One of the more unique features offered is their drag & drop process modeling. You can design your processes using visual drag and drop design interface that allows fast creation and easier maintenance of process templates. Conditional logic and rules can be applied to build serial, parallel and hybrid processes for maximum flexibility.
Who It’s For: For any publisher that already heavily relies on Salesforce and provides ongoing services and subscriptions that is interested in continual sales process improvements.
Placements.io
What It Is: Placements.io automates order-to-cash for publishers and marketing technology companies. The platform manages orders, inventory, billing, and integrations for direct and programmatic channels.
Key Features: OPlacements.io highlights their simple interface that improves workflow, their product and package entry method that reduces errors, and available real-time forecasts for revenue and demand. They also offer simple one-click integrations with DoubleClick, Salesforce.com, Netsuite, Ad-Juster, and internal tools so you can get a complete picture between booked, delivered, and actuals. In addition, Placements.io has insertion order creation, ticketing, line item bulk editing, financial reconciliation, and predictive analytics. Unfortunately, you can’t specify billable server but can pull in some third-party metrics with an Ad-Juster OMS connection.
Setup is pretty quick with Placements.io’s proprietary migration tool and process, and the OMS works natively with programmatic, across channels like mobile, video, advanced TV and others. Their open fluid design and real-time interfaces inform publishers about performance and a powerful, modern product catalog allows publishers to build products more quickly and layer on targeting in a way that improves pricing and preserves discounting.

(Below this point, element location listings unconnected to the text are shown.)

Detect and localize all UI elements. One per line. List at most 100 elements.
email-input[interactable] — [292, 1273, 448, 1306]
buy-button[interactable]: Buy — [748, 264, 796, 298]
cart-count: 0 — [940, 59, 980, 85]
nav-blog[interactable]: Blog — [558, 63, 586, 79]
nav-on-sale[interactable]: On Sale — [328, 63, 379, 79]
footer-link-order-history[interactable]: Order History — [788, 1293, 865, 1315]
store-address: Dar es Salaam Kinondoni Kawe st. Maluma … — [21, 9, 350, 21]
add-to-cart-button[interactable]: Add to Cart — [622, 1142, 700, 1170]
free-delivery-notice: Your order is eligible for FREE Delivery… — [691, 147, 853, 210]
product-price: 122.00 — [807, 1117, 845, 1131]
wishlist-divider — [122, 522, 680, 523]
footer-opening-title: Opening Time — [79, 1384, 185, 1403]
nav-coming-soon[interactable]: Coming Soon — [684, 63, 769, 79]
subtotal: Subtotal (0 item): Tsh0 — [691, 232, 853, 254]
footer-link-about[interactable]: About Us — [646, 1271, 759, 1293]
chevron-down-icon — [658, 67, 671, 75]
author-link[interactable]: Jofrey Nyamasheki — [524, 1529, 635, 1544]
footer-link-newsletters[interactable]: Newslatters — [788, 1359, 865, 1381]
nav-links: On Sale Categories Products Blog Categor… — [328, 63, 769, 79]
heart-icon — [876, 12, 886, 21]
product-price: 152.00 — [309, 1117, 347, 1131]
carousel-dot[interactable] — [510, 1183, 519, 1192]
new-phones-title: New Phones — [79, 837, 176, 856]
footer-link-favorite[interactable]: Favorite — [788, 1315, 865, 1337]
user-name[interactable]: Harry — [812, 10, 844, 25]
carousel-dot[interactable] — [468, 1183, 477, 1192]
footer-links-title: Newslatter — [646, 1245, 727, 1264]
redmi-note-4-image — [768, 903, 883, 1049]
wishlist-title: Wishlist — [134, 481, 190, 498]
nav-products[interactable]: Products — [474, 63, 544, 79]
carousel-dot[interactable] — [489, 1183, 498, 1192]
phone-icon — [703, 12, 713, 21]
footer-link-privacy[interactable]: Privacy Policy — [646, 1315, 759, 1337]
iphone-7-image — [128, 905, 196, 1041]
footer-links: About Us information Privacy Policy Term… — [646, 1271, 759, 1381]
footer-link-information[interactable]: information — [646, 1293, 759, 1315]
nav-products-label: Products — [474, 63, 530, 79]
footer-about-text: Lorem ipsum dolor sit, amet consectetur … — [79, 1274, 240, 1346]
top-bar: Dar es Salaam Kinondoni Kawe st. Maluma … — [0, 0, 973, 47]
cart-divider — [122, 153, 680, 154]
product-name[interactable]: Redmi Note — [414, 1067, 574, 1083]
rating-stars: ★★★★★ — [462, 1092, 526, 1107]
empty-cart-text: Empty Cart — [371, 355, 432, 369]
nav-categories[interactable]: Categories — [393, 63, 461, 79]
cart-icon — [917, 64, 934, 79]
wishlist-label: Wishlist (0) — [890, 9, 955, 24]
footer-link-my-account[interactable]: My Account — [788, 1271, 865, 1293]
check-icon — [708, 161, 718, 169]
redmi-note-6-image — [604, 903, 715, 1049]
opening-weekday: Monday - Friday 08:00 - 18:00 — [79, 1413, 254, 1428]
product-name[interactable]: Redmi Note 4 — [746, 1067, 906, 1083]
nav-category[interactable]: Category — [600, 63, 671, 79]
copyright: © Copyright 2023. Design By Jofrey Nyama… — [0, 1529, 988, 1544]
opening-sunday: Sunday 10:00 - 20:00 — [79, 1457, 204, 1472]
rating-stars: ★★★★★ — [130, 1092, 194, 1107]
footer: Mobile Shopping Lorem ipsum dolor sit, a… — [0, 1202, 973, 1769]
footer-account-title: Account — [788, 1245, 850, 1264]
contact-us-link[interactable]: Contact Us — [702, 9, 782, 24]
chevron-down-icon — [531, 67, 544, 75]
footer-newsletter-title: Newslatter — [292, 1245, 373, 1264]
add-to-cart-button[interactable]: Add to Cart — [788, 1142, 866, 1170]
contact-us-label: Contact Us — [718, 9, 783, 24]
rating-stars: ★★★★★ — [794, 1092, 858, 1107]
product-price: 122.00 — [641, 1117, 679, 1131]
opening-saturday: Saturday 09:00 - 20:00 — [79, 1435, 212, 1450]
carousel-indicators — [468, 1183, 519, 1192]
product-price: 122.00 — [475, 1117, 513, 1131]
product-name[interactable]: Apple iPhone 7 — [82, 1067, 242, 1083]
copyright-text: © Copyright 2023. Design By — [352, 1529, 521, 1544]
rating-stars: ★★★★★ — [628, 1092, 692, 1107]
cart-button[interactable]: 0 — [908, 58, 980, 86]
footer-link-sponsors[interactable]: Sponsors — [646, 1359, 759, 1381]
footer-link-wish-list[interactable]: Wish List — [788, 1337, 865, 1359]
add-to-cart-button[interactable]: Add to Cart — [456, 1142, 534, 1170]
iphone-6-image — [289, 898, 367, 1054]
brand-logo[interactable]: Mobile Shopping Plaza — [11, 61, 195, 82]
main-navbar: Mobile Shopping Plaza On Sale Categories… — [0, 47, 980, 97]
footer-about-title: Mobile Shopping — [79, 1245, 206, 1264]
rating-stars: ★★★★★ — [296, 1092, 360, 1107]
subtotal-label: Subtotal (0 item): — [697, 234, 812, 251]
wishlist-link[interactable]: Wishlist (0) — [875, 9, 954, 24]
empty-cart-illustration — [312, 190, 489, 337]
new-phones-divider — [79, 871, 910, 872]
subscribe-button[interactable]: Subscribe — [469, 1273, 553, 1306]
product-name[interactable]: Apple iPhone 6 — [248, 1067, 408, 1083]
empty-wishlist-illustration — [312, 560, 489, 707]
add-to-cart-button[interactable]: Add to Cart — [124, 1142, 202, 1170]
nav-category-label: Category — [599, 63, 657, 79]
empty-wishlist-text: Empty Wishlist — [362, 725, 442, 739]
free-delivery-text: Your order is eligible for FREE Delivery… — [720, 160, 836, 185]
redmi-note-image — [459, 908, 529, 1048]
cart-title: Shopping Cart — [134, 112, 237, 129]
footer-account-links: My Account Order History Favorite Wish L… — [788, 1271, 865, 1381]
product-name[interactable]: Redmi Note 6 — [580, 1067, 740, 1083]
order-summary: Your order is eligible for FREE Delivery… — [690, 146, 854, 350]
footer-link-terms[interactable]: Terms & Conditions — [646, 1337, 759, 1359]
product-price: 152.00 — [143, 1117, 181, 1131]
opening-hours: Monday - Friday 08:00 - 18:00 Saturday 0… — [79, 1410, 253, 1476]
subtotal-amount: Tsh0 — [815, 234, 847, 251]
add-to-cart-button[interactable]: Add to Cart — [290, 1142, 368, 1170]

Who It’s For: Publishers who are looking for an intuitive, straightforward UI, a fast, efficient platform, and a partner/vendor that is continually developing features and solutions.
In Conclusion
There’s a lot of DSM replacement options out there for publishers of all sizes and types and this can be a great opportunity to increase OMS functionality and improve workflow. But you’re not the only publisher considering a change, so keep this in mind when asking about implementation timelines, as they may be longer than average.
With a solid plan and a clear understanding of your needs and what is available, you’re ready to make the right choice. The DSM deprecation is imminent so look at the migration as an opportunity to audit current processes, upgrade your tech, and improve your workflow.